Thinking in Groups: Permutation Tests Reveal Near-Out-of-Distribution
Yasith Jayawardana, Dineth Jayakody, Sampath Jayarathna, Dushan N. Wadduwage
TL;DR
This work tackles near-OoD detection in biomedical AI by exploiting within-specimen replication to form homogeneous groups. The authors define homogeneous-OoD (HOoD) and formulate OoD detection as a two-sample exchangeability test across $K$ reference subpopulations, using permutation-based MRPP statistics on latent responses $Z(x;\phi)$. The method outputs per-subpopulation $p$-values and declares InD if $\max_k p_k \ge \alpha$, enabling interpretable, batch-wise OoD assessment without strong distributional assumptions. Empirical results on toy MNIST/CIFAR-10 splits and the AMRB bacteria dataset show that MRPP/LSP-based HOoD outperforms standard point-wise detectors and offers robust near-OoD detection across architectures and datasets, with practical potential for real-world biomedical deployment.
Abstract
Deep neural networks (DNNs) have the potential to power many biomedical workflows, but training them on truly representative, IID datasets is often infeasible.

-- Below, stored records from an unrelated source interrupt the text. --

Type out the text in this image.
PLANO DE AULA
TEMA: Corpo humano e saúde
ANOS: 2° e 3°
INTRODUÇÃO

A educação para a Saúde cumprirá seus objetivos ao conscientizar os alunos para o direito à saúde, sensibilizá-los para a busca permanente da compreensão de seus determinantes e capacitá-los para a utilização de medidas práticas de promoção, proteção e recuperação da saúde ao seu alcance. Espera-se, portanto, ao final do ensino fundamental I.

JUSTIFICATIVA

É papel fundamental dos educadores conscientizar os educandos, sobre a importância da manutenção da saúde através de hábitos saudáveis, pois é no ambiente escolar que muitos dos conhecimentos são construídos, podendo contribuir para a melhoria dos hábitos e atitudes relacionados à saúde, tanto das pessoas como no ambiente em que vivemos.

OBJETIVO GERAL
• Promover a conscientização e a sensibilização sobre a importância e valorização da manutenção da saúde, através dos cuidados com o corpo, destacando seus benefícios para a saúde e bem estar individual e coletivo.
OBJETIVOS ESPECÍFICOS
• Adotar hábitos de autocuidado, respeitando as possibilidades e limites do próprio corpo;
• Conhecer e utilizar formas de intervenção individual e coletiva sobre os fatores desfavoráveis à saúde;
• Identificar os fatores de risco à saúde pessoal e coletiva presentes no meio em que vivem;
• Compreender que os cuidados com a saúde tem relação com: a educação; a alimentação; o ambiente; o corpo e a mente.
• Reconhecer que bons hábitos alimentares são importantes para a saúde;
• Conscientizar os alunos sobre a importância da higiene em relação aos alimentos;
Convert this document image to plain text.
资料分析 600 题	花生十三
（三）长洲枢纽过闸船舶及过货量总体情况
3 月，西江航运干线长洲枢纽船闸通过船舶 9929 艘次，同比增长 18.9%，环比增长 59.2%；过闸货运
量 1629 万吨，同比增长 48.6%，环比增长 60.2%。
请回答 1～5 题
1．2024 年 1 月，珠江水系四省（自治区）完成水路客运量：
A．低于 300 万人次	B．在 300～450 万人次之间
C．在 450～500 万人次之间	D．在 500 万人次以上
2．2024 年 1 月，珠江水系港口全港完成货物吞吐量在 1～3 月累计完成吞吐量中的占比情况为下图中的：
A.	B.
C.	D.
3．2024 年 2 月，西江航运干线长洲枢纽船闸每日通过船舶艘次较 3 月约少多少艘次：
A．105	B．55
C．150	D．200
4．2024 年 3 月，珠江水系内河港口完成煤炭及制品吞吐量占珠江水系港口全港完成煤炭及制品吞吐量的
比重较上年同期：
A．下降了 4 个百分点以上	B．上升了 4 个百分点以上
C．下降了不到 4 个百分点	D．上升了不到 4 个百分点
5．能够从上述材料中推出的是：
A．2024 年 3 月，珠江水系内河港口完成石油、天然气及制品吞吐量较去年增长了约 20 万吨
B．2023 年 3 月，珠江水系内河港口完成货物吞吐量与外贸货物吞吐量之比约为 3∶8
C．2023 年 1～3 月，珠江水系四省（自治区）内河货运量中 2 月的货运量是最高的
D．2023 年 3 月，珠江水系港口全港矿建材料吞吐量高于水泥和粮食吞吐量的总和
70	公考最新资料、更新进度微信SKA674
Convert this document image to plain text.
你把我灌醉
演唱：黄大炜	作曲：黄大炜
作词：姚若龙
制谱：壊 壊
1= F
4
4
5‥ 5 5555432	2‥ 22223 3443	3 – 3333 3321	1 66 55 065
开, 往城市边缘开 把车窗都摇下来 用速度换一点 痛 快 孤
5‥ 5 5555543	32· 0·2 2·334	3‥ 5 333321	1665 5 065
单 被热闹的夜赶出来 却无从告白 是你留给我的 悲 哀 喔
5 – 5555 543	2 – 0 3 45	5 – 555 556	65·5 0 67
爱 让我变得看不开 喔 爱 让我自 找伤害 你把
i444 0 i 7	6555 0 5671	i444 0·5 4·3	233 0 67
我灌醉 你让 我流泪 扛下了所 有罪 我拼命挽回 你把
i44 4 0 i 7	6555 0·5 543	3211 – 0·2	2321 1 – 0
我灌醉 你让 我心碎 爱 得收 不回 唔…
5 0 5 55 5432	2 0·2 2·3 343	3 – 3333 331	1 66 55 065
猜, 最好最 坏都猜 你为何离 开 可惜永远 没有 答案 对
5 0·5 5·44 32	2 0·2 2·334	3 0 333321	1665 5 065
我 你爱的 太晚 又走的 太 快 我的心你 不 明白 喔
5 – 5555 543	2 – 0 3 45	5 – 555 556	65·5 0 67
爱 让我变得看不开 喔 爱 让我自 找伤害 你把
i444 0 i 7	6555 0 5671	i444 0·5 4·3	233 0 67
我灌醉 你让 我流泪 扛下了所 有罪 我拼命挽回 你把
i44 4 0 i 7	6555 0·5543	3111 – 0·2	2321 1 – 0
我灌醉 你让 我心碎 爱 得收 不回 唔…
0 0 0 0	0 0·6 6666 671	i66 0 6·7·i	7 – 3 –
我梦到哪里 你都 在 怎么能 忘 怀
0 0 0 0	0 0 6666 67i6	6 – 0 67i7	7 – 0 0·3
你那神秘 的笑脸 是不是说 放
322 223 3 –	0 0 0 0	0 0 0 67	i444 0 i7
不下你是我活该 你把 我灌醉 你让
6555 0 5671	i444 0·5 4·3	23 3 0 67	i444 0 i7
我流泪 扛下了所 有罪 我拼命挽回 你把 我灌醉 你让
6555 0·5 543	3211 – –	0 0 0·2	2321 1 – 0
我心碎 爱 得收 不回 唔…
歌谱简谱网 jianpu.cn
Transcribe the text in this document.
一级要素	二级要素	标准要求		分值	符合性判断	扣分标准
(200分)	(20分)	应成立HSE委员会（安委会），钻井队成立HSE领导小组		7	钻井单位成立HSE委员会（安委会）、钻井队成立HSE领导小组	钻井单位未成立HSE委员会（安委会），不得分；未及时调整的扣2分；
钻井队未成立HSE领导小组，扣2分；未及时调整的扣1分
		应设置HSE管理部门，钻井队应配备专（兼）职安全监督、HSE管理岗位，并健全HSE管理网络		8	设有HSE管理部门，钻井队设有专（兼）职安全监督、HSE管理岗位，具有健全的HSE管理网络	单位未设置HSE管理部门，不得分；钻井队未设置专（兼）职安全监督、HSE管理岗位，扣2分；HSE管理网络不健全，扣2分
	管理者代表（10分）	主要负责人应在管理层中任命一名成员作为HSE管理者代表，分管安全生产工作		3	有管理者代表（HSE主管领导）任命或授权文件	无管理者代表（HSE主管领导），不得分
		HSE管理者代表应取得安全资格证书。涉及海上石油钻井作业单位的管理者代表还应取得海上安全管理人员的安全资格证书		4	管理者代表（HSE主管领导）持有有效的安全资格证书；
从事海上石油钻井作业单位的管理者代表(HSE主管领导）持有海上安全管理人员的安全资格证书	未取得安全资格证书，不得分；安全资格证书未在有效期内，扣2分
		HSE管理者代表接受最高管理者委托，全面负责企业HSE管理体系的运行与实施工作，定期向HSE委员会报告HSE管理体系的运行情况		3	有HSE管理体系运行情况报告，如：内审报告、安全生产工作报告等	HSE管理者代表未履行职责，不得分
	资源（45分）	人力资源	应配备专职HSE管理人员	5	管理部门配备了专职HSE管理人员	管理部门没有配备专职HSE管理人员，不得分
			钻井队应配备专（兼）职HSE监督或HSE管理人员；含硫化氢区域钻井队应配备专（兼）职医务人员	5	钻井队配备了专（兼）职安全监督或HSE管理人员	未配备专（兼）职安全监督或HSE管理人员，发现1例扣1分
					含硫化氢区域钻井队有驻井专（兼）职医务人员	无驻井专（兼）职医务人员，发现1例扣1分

Most models instead rely on biased or incomplete data, making them prone to out-of-distribution (OoD) inputs that closely resemble in-distribution samples. Such near-OoD cases are harder to detect than standard OOD benchmarks and can cause unreliable, even catastrophic, predictions. Biomedical assays, however, offer a unique opportunity: they often generate multiple correlated measurements per specimen through biological or technical replicates. Exploiting this insight, we introduce Homogeneous OoD (HOoD), a novel OoD detection framework for correlated data. HOoD projects groups of correlated measurements through a trained model and uses permutation-based hypothesis tests to compare them with known subpopulations. Each test yields an interpretable p-value, quantifying how well a group matches a subpopulation. By aggregating these p-values, HOoD reliably identifies OoD groups. In evaluations, HOoD consistently outperforms point-wise and ensemble-based OoD detectors, demonstrating its promise for robust real-world deployment.